Pour les hommes [a été instituée] la saison (mawssim) du Pèlerinage (Hajj) et la Visite de Tuqâ 7 , quant à ma saison [spirituelle, elle englobe] tous mes moments et mes années

هُمْ يُحْرِمُونَ لِأَيَّامٍ مُقَدَّرَةٍ                           وَمُحْرِمٌ أَنَا أَوْقَاتِى وأَيَّامِى

Ils entrent en état de sacralisation pour des jours déterminés, tandis que mon « temps de sacralisation » (muhramun) [s’étend à chacun] de mes instants et de mes jours,

أُصَاحِبُ ٱلرَّكْبَ إِنْ حَلُّوا وَإِنْ ظَعَنُوا            سَيْراً بِقَلْبِى لَا سَيْراً بِأَقْدَامِى

J’accompagne la caravane – quand ils font halte ou lèvent le camp – d’une marche [entreprise] avec mon coeur et non avec mes pieds,

أَغِيبُ فِى عَدَدٍ مِنْ بَعْدِهِ مَدَدٌ                      مُقَدَّسٌ دُونَهُ عِلْمِى وَأَعْلَامِى

Je me cache dans une foule derrière laquelle se trouve un soutien de sainteté, en deçà duquel se situent ma science et mes enseignants

أَطُوفُ بِٱلرُّوحِ أَوْ أَسْعَى وَأَكْرَعُ مِنْ            أَمْوَاهِ زَمْزَمَ شَأْنُ ٱلْهَائِمِ ٱلظَّامِى

J’accomplis les circumanbulations en Esprit, ou bien je cours et m’abreuve de l’eau de Zamzam 8 , à la manière de celui qui est éperdu d’amour et assoiffé

وَأَقْبِسُ ٱلنَّارَ وَٱلْأَنْوَارَ عِنْدَ مِنَى                   وَأَشْهَدُ ٱلْغَيْبَ فِى وَجْدِى وَتَهْيَامِى

Je saisi le feu (nâr) et les lumières (anwâr) à Minâ 9 et contemple le mystère par mon intuition intellectuelle ainsi que mon amour éperdu

وَفِى رُبَى عَرَفَاتِ للّٰهِ مَعْرِفَتِى          بِٱللّٰهِ فِى مَشْهَدَي نَجْوَى وَإِلْهَامِ

Sur les hauteurs de ‘Arâfât, pour Allah (li-Llah) , ma connaissance (ma’rîfatî10  se fit par Allah (bi-Llah), dans un double lieu de contemplation  (machhaday) : celui de la conversation intime (najwâ) et celui de l’inspiration (ilhâm).

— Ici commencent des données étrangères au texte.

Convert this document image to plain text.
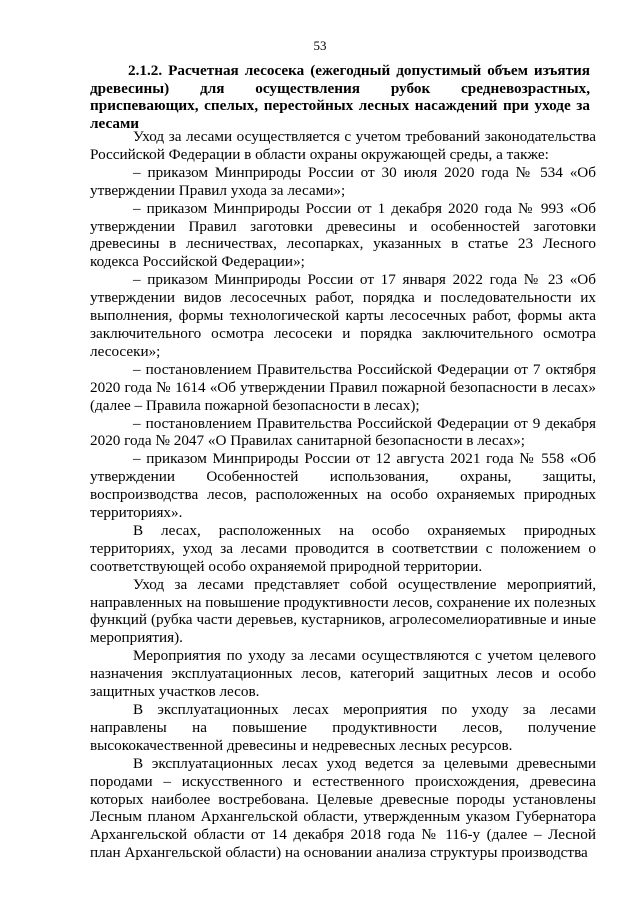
53
2.1.2. Расчетная лесосека (ежегодный допустимый объем изъятия древесины) для осуществления рубок средневозрастных, приспевающих, спелых, перестойных лесных насаждений при уходе за лесами

Уход за лесами осуществляется с учетом требований законодательства Российской Федерации в области охраны окружающей среды, а также:

– приказом Минприроды России от 30 июля 2020 года № 534 «Об утверждении Правил ухода за лесами»;

– приказом Минприроды России от 1 декабря 2020 года № 993 «Об утверждении Правил заготовки древесины и особенностей заготовки древесины в лесничествах, лесопарках, указанных в статье 23 Лесного кодекса Российской Федерации»;

– приказом Минприроды России от 17 января 2022 года № 23 «Об утверждении видов лесосечных работ, порядка и последовательности их выполнения, формы технологической карты лесосечных работ, формы акта заключительного осмотра лесосеки и порядка заключительного осмотра лесосеки»;

– постановлением Правительства Российской Федерации от 7 октября 2020 года № 1614 «Об утверждении Правил пожарной безопасности в лесах» (далее – Правила пожарной безопасности в лесах);

– постановлением Правительства Российской Федерации от 9 декабря 2020 года № 2047 «О Правилах санитарной безопасности в лесах»;

– приказом Минприроды России от 12 августа 2021 года № 558 «Об утверждении Особенностей использования, охраны, защиты, воспроизводства лесов, расположенных на особо охраняемых природных территориях».

В лесах, расположенных на особо охраняемых природных территориях, уход за лесами проводится в соответствии с положением о соответствующей особо охраняемой природной территории.

Уход за лесами представляет собой осуществление мероприятий, направленных на повышение продуктивности лесов, сохранение их полезных функций (рубка части деревьев, кустарников, агролесомелиоративные и иные мероприятия).

Мероприятия по уходу за лесами осуществляются с учетом целевого назначения эксплуатационных лесов, категорий защитных лесов и особо защитных участков лесов.

В эксплуатационных лесах мероприятия по уходу за лесами направлены на повышение продуктивности лесов, получение высококачественной древесины и недревесных лесных ресурсов.

В эксплуатационных лесах уход ведется за целевыми древесными породами – искусственного и естественного происхождения, древесина которых наиболее востребована. Целевые древесные породы установлены Лесным планом Архангельской области, утвержденным указом Губернатора Архангельской области от 14 декабря 2018 года № 116-у (далее – Лесной план Архангельской области) на основании анализа структуры производства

وَفِى ٱلزِّيَارَةِ لِلْمُخْتَارِ يَغْمُرُنِى           مِنْ سِرِّهِ فَيْضُ تَكْرِيمِى وَإِكْرَامِى

Lors de la visite au Choisi (Al-Mokhtâr) 11 , je fus submergé à partir de son secret, par l’effusion de ma vénération et ma déférence,

هُنَا مِنَ ٱلْغَيْبِ شَيْءٌ لَا أَبُوحُ بِهِ                   حَقٌّ مِنَ ٱلْحَقَّ لَا وَهْمٌ بِأَوْهَامِ

Ici, il est une chose du mystère que je ne divulgue pas, une vérité provenant du Vrai, non une imagination d’entre les imaginations

وَقَدْ يَرَانِى أَحِبَّائِى هُنَاكَ وَمَا                      فَارَقْتُ دَارِى بِعَجْزِى أَوْ بِآثَامِى

Là-bas, mes biens-aimés me voient, alors que je n’ai pas quitté ma demeure du fait de mon impuissance ou de mes péchés

مِنْهُمْ ذَهَابٌ وَعَوْدٌ دَائِبٌ وَأَنَا                      مَا بَيْنَ رَوْضَةِ طَهَ وَٱلْحَطِيمِ مَقَامِى

Eux allaient et venait constamment, quant à moi, entre le jardin (rawdah) de Taha 12 et le Hatîm 13 , se trouve ma station (maqâmî14

وَٱلرُّوحُ مِنْ عَالَمِ ٱلْإِطْلَاقِ أَكْبَرُ مِنْ              حَدٍّ وَقَيْدٍ وَأَزْمَانٍ وَأَحْكَامِ

L’Esprit, parce qu’il appartient au Monde inconditionné, dépasse les limitations, les restrictions, les temps et les lois rationnelles

حَقِيقَةٌ عِنْدَ أَهْلِ ٱللّٰهِ أَكَّدَهَا                         أَهْلُ ٱلْعُلُومِ بِإَفْهَامٍ وَإِفْحَامِ

C’est une vérité pour les Gens de Dieu confirmée par les Gens des sciences [extérieures] de manière claire et décisive (bi-ifhâm wa ifh’âm15

فَإِنْ هُمُوا ٱسْتَفْسَرُوا مِنِّى أَقُولُ لَهُمْ              تَدَبَّرُوا عَلَّهُ أَضْغَاثُ أَحْلَامِ

S’ils s’interrogent sur mon compte, je leur dis : « Considérez qu’il peut certes s’agir d’un faisceau de chimères

فَٱلْأَدْعِيَاءُ وَحَمْقَى ٱلْعِلْمِ لَمْ يَدَعُوا                 لِلصَّادِقِينَ سِوَى ٱلْمُسْتَظْهَرِ ٱلدَّامِى

Cependant les imposteurs et les idiots de la science ne souffrent pas la comparaison avec les Véridiques, si ce n’est de manière « toute extérieure et formelle » (siwal-mustadhhari-d-dâmî16

وَٱلنَّاسُ نَاسٌ وَكُلٌ عِنْدَ رُتْبَتِهِ                     وَٱلْجَهْلُ بِٱللّٰهِ بَحْرٌ هَادِرٌ طَامِى

Les hommes sont des hommes, chacun selon son degré, et l’ignorance d’Allah est une mer rugissante et débordante

مَاذَا عَلَىَّ إِذَا كَذَّبْتَنِي وَأَنَا                          عِنْدَ ٱلْمُهَيْمِنِ رَبَّى صَادِقٌ سَامِى

Qu’ai-je à faire que tu me traites de menteur si envers le Dominateur, mon Seigneur, je suis sincère et élevé ?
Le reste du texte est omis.